LOUISVILLE, Ky. — University of Louisville professors believe key takeaways from day one of testimony in former LMPD Detective Brett Hankison's trial include a clear narrative presented by both the prosecution and defense, along with strong words shared by a man said to be impacted by gunfire the night Breonna Taylor's apartment was raided.
"You can generally take even from an opening statement a picture of where each side wants to take the case -- what story they're trying to tell the jury," said UofL Constitutional and Criminal Law Professor Sam Marcosson. "I think we saw that today."
Cody Etherton, one of three people who lived in the apartment right next to Breonna Taylor's, painted the picture to the jury of when bullets came through their adjoining wall and into his family's living space. He said from his view, bullets whizzed past his head and put his life and those of his pregnant girlfriend and her five-year-old child in danger.
"Debris started going past my head and my face," Etherton said, who described the whole night as 'chaos.' "I remember seeing red dots crossing me where I was standing."
Marcosson said from his judgment and early analysis, the prosecution started out the way they likely intended.
"It appears Mr. Etherton told that story in a way that certainly had the potential to put those jurors into that night -- what it felt like that night to be in that apartment," Marcosson said. "That [appeared to be] successful."
The prosecution's Assistant Attorney General Barbara Whaley began by reminding the jury that this trial is not about Breonna Taylor, but the three people in that neighboring apartment.
Attorney Stew Mathews, on Brett Hankison's defense team, said they won't dispute facts, but rather what caused the former LMPD detective to fire his weapon.
Brett Hankison is charged with three counts of wanton endangerment for the shots that entered the neighbor's apartment. He was fired from the police department a few months later.
LMPD Sergeant Jason Vance, one of six witnesses to testify Wednesday, said by his count, five bullets were fired from Hankison's gun that went through Taylor's sliding glass door.

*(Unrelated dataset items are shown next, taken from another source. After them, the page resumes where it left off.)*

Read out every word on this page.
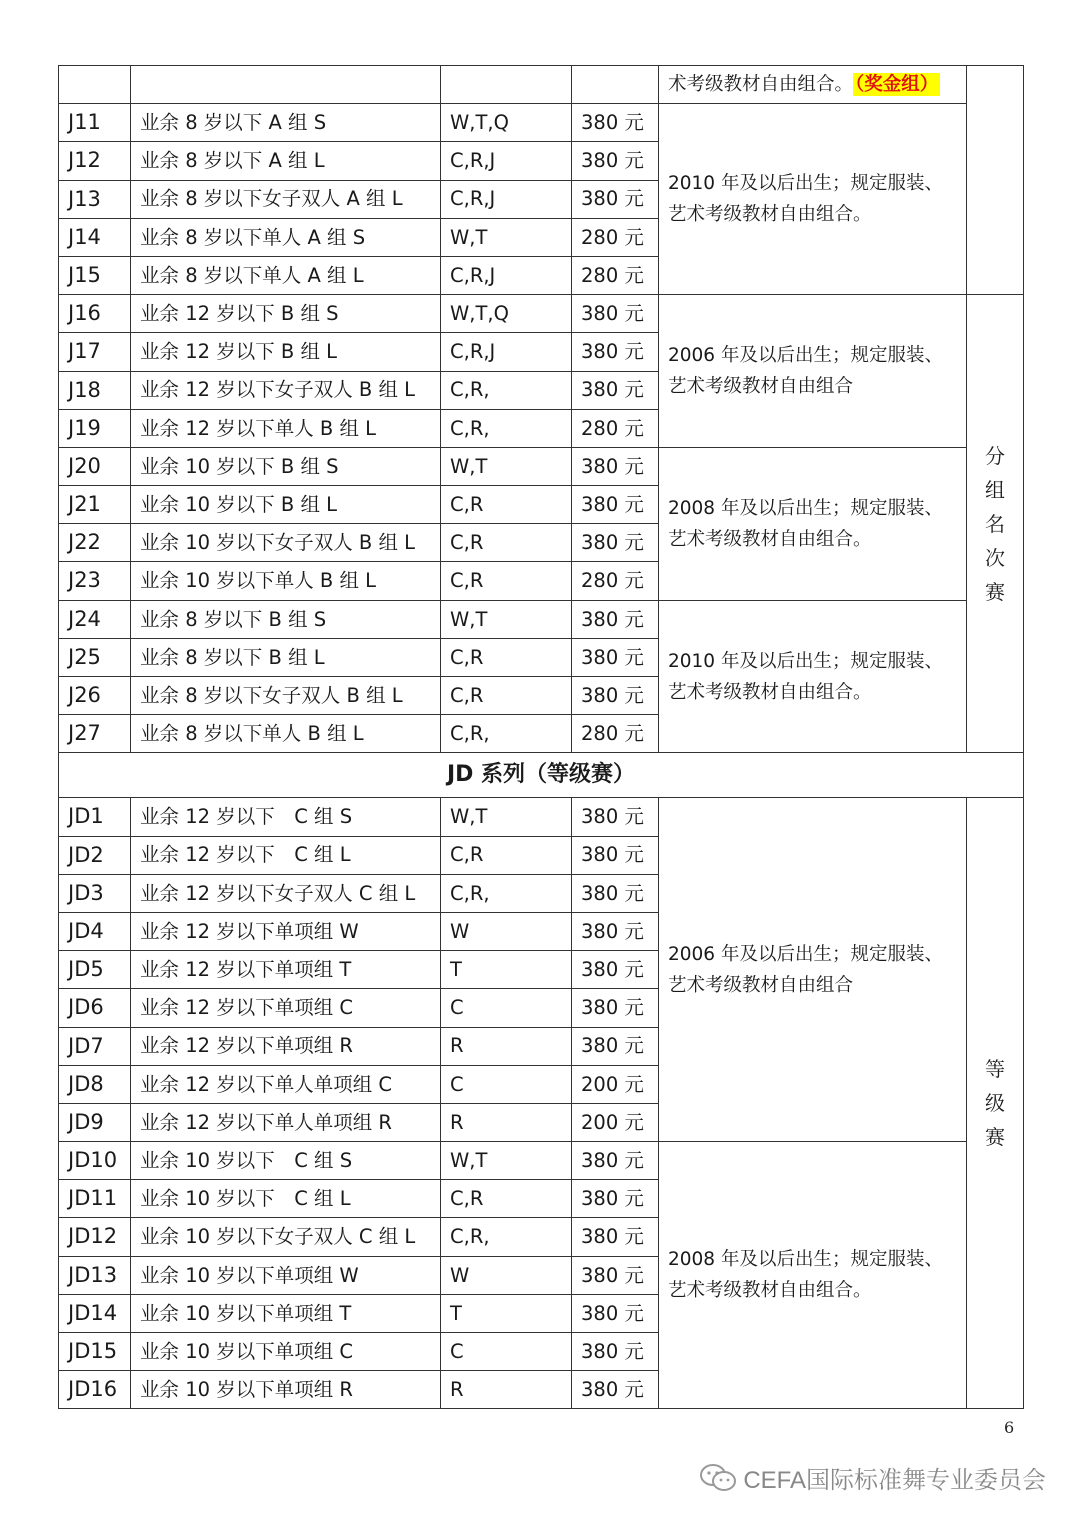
				术考级教材自由组合。 （奖金组）	
J11	业余 8 岁以下 A 组 S	W,T,Q	380 元	2010 年及以后出生；规定服装、艺术考级教材自由组合。	
J12	业余 8 岁以下 A 组 L	C,R,J	380 元		
J13	业余 8 岁以下女子双人 A 组 L	C,R,J	380 元		
J14	业余 8 岁以下单人 A 组 S	W,T	280 元		
J15	业余 8 岁以下单人 A 组 L	C,R,J	280 元		
J16	业余 12 岁以下 B 组 S	W,T,Q	380 元	2006 年及以后出生；规定服装、艺术考级教材自由组合	分组名次赛
J17	业余 12 岁以下 B 组 L	C,R,J	380 元		
J18	业余 12 岁以下女子双人 B 组 L	C,R,	380 元		
J19	业余 12 岁以下单人 B 组 L	C,R,	280 元		
J20	业余 10 岁以下 B 组 S	W,T	380 元	2008 年及以后出生；规定服装、艺术考级教材自由组合。	
J21	业余 10 岁以下 B 组 L	C,R	380 元		
J22	业余 10 岁以下女子双人 B 组 L	C,R	380 元		
J23	业余 10 岁以下单人 B 组 L	C,R	280 元		
J24	业余 8 岁以下 B 组 S	W,T	380 元	2010 年及以后出生；规定服装、艺术考级教材自由组合。	
J25	业余 8 岁以下 B 组 L	C,R	380 元		
J26	业余 8 岁以下女子双人 B 组 L	C,R	380 元		
J27	业余 8 岁以下单人 B 组 L	C,R,	280 元		
JD 系列（等级赛）					
JD1	业余 12 岁以下　C 组 S	W,T	380 元	2006 年及以后出生；规定服装、艺术考级教材自由组合	等级赛
JD2	业余 12 岁以下　C 组 L	C,R	380 元		
JD3	业余 12 岁以下女子双人 C 组 L	C,R,	380 元		
JD4	业余 12 岁以下单项组 W	W	380 元		
JD5	业余 12 岁以下单项组 T	T	380 元		
JD6	业余 12 岁以下单项组 C	C	380 元		
JD7	业余 12 岁以下单项组 R	R	380 元		
JD8	业余 12 岁以下单人单项组 C	C	200 元		
JD9	业余 12 岁以下单人单项组 R	R	200 元		
JD10	业余 10 岁以下　C 组 S	W,T	380 元	2008 年及以后出生；规定服装、艺术考级教材自由组合。	
JD11	业余 10 岁以下　C 组 L	C,R	380 元		
JD12	业余 10 岁以下女子双人 C 组 L	C,R,	380 元		
JD13	业余 10 岁以下单项组 W	W	380 元		
JD14	业余 10 岁以下单项组 T	T	380 元		
JD15	业余 10 岁以下单项组 C	C	380 元		
JD16	业余 10 岁以下单项组 R	R	380 元		
6
CEFA国际标准舞专业委员会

Meanwhile, we asked UofL Political Science Professor Dewey Clayton what to make of a jury pool of 10 men and just five women, and White jurors far outnumbering people of color.
"Studies show women and minorities tend to be more sympathetic toward defendants, but the script has been flipped this time, so it's a sort of a different type of situation," said Clayton, alluding to the fact that in this case the defendant is former law enforcement.
Clayton says based on high-profile cases and verdicts he's seen nationwide in the last year, he believes gender is starting to play less of a factor in major verdicts.
He says he has faith that that will also hold true for this jury in Hankison's case.